USPS fails to deliver real planPublished 8:55am Friday, February 8, 2013
Not only is ending the Saturday home delivery a poor business decision for the United States Postal Service, it is likely illegal.
Much ado has been made over the USPS’s announcement earlier this week that it would go to a 5-days-a-week delivery schedule in August. It was essentially announced as a done deal.
The case has always been that lawmakers mandated the delivery days and two Congressmen, from both sides of the aisle, are standing up for this.
“Logic dictates that when USPS and the Administration repeatedly request that Congress explicitly provide USPS the authority to reduce mail service from 6-days to 5-days, it is clear acknowledgement that, absent Congressional action, USPS lacks the statutory authority to do so,” Reps. Gerry Connolly (D-Va.) and Sam Graves (R-Mo.) wrote in a letter to the nation’s postmaster general.

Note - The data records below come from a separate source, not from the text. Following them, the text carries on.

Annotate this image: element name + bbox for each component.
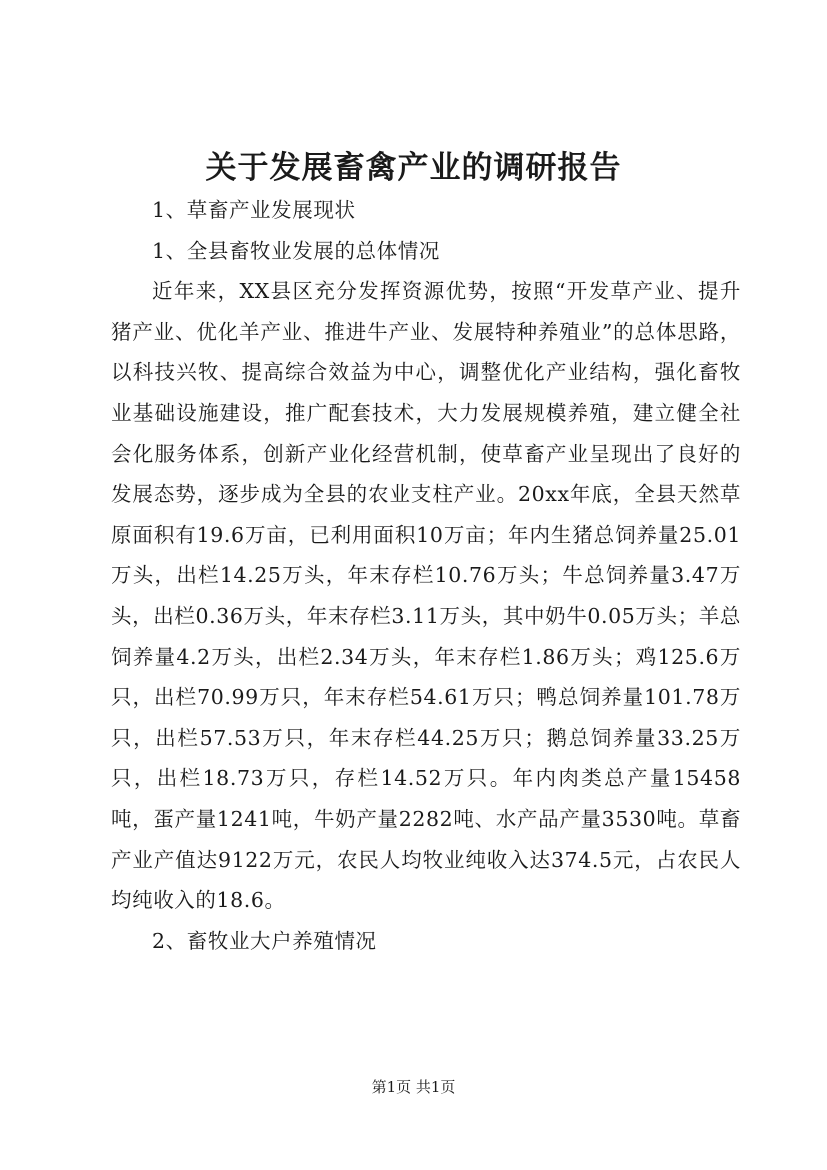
page-number: 第1页 共1页 [371,1078,456,1096]
document-title: 关于发展畜禽产业的调研报告 [205,150,622,186]
subsection-heading: 2、畜牧业大户养殖情况 [152,928,377,953]
subsection-heading: 1、全县畜牧业发展的总体情况 [152,238,440,263]
body-paragraph: 近年来，XX县区充分发挥资源优势，按照“开发草产业、提升猪产业、优化羊产业、推进牛产业、发展特种养殖业”的总体思路，以科技兴牧、提高综合效益为中心，调整优化产业结构，强化畜牧业基础设施建设，推广配套技术，大力发展规模养殖，建立健全社会化服务体系，创新产业化经营机制，使草畜产业呈现出了良好的发展态势，逐步成为全县的农业支柱产业。20xx年底，全县天然草原面积有19.6万亩，已利用面积10万亩；年内生猪总饲养量25.01万头，出栏14.25万头，年末存栏10.76万头；牛总饲养量3.47万头，出栏0.36万头，年末存栏3.11万头，其中奶牛0.05万头；羊总饲养量4.2万头，出栏2.34万头，年末存栏1.86万头；鸡125.6万只，出栏70.99万只，年末存栏54.61万只；鸭总饲养量101.78万只，出栏57.53万只，年末存栏44.25万只；鹅总饲养量33.25万只，出栏18.73万只，存栏14.52万只。年内肉类总产量15458吨，蛋产量1241吨，牛奶产量2282吨、水产品产量3530吨。草畜产业产值达9122万元，农民人均牧业纯收入达374.5元，占农民人均纯收入的18.6。 [111,279,741,913]
section-heading: 1、草畜产业发展现状 [152,198,356,222]
document-body [111,190,741,961]
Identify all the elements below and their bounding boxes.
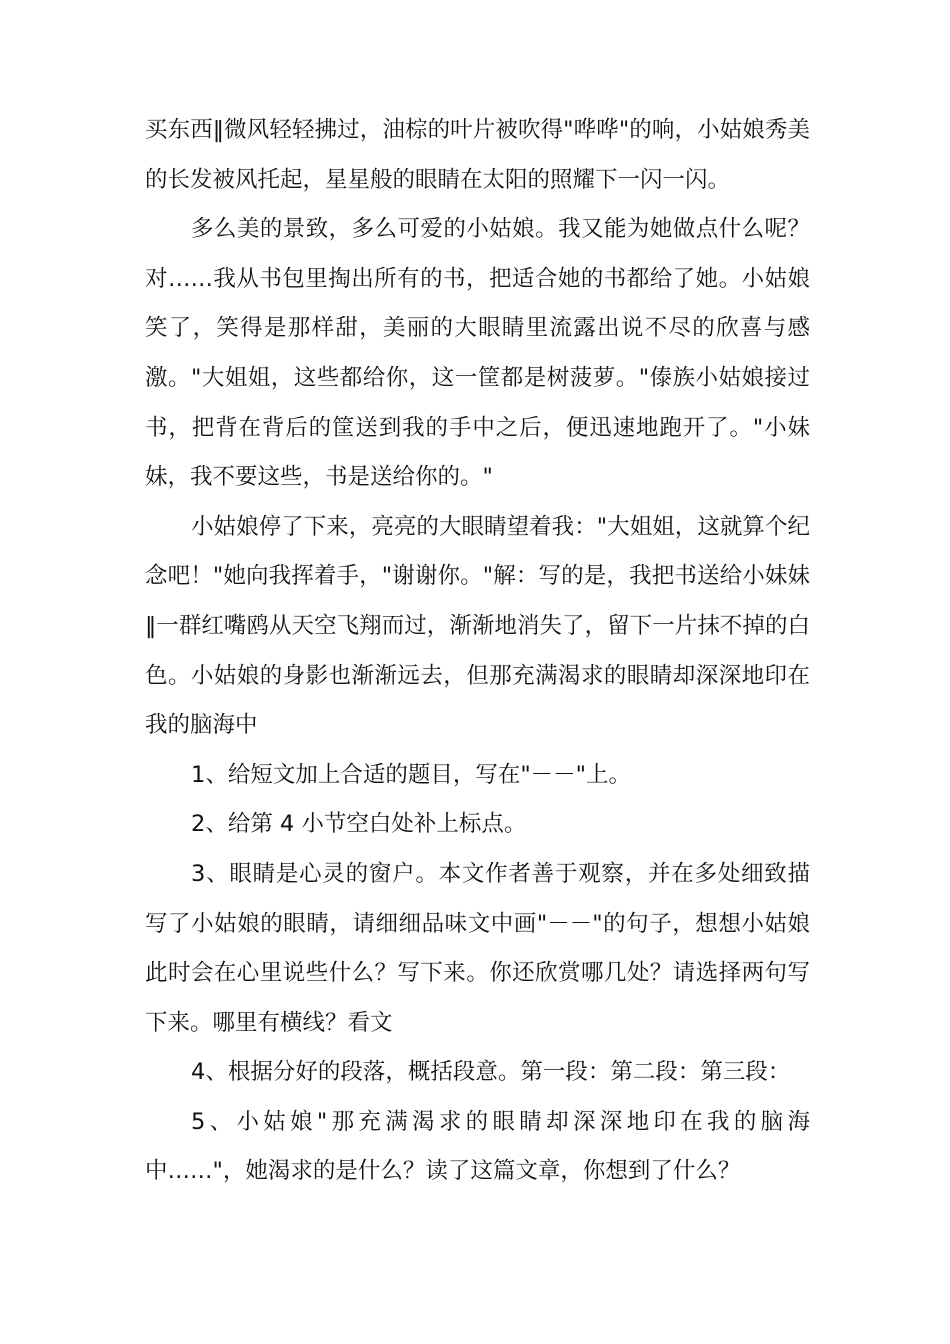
question-1: 1、给短文加上合适的题目，写在"－－"上。: [191, 761, 632, 788]
paragraph-farewell: 小姑娘停了下来，亮亮的大眼睛望着我："大姐姐，这就算个纪念吧！"她向我挥着手，"谢谢你。"解：写的是，我把书送给小妹妹‖一群红嘴鸥从天空飞翔而过，渐渐地消失了，留下一片抹不掉的白色。小姑娘的身影也渐渐远去，但那充满渴求的眼睛却深深地印在我的脑海中: [145, 513, 810, 739]
paragraph-continuation: 买东西‖微风轻轻拂过，油棕的叶片被吹得"哗哗"的响，小姑娘秀美的长发被风托起，星星般的眼睛在太阳的照耀下一闪一闪。: [145, 117, 810, 193]
question-5: 5、小姑娘"那充满渴求的眼睛却深深地印在我的脑海中……"，她渴求的是什么？读了这篇文章，你想到了什么？: [145, 1108, 810, 1185]
paragraph-gift-books: 多么美的景致，多么可爱的小姑娘。我又能为她做点什么呢？对……我从书包里掏出所有的书，把适合她的书都给了她。小姑娘笑了，笑得是那样甜，美丽的大眼睛里流露出说不尽的欣喜与感激。"大姐姐，这些都给你，这一筐都是树菠萝。"傣族小姑娘接过书，把背在背后的筐送到我的手中之后，便迅速地跑开了。"小妹妹，我不要这些，书是送给你的。": [145, 216, 810, 491]
question-2: 2、给第 4 小节空白处补上标点。: [191, 811, 527, 838]
document-body: [145, 106, 810, 1197]
question-3: 3、眼睛是心灵的窗户。本文作者善于观察，并在多处细致描写了小姑娘的眼睛，请细细品味文中画"－－"的句子，想想小姑娘此时会在心里说些什么？写下来。你还欣赏哪几处？请选择两句写下来。哪里有横线？看文: [145, 860, 810, 1036]
question-4: 4、根据分好的段落，概括段意。第一段：第二段：第三段：: [191, 1059, 791, 1086]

Another problem is these changes will only save the agency about $2 billion a year. That may sound like a lot of money but considering the USPS lost more than $15 billion last fiscal year, it shows there are far bigger operational challenges.
Approximately 70 percent of that is tied to defaults on required prepayments for retiree health care — something that other government agencies aren’t required to do.
No one will argue that changes need to be made but this is the wrong approach.
It will drastically hurt tens of thousands of businesses and millions of Americans who rely on Saturday mail services.
Waiting that extra day for mail could be the difference between paying bills, making a profit or simply having the money to put food on the table.
Cutting Saturday delivery will drive many businesses to look at other alternatives, further sparking the decline of the postal service.
A smarter approach would be to find ways to better meet the needs of America’s businesses and citizens.